The BMA said politicians in Westminster and Cardiff Bay needed to co-operate on a new set of policies.
Dr Richard Lewis, secretary of BMA Wales said: “After smoking, alcohol is the next big public health issue.
“The government needs to get to grips with the problem.”
Dr Lewis said the BMA wanted to offer “practical solutions to Wales’ growing drink problem”.
He said it wanted an increase in funding of services designed to treat alcoholism and related illnesses.
Doctors themselves needed to take a lead by helping to change both attitudes and behaviour with regards to alcohol, said Dr Lewis.
The proposals build on the publication of BMA Wales’ four point plan to tackle alcohol-related issues, which was unveiled in June.
The scheme called for an end to discounting of alcohol by off licences and supermarkets, laws on alcohol labelling and reducing the drink-drive limit.
According to BMA Wales, the number of people admitted to hospital for alcohol-related conditions increased from 252 per 100,000 in 1999 to 309 per 100,000 in 2005.
It said admission rates were significantly higher than the overall Welsh average in Neath Port Talbot, Pembrokeshire, Gwynedd, Newport, Wrexham, Swansea, Ynys Môn, Denbighshire, Conwy and Blaenau Gwent.
A number of cities and towns across Wales have already set up alcohol bans on their streets, including Aberystwyth, Rhyl, Cwmbran and Swansea. Caerphilly Council was one of the first authorities to prohibit drinking in specified public places.
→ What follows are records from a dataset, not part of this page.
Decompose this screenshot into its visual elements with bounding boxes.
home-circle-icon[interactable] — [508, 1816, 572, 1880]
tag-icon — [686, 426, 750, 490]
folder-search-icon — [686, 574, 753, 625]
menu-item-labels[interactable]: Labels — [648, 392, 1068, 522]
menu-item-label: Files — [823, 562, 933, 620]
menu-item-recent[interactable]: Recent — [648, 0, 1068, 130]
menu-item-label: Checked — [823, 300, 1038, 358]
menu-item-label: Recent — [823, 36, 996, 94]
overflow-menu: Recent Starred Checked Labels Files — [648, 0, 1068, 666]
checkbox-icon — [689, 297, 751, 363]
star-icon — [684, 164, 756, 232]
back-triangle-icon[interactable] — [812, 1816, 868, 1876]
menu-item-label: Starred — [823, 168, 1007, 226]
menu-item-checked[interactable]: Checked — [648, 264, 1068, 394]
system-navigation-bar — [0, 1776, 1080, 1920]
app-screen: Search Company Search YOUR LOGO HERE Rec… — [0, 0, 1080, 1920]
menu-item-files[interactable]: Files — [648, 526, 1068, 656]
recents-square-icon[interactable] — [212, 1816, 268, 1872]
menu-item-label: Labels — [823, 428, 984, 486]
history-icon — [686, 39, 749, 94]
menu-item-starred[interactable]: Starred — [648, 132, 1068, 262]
It has also introduced a number of measures to curb underage drinking.
The BMA also referred to a survey by the Health Behaviour in School Aged Children which showed Wales had the highest proportion of 15-year-olds that reported drinking on a weekly basis.
Dr Lewis said the “comprehensive set of measures” was designed to cover a variety problem areas.
“It’s now up to the assembly government in partnership with the UK government to ensure that these policies are taken forward,” he added.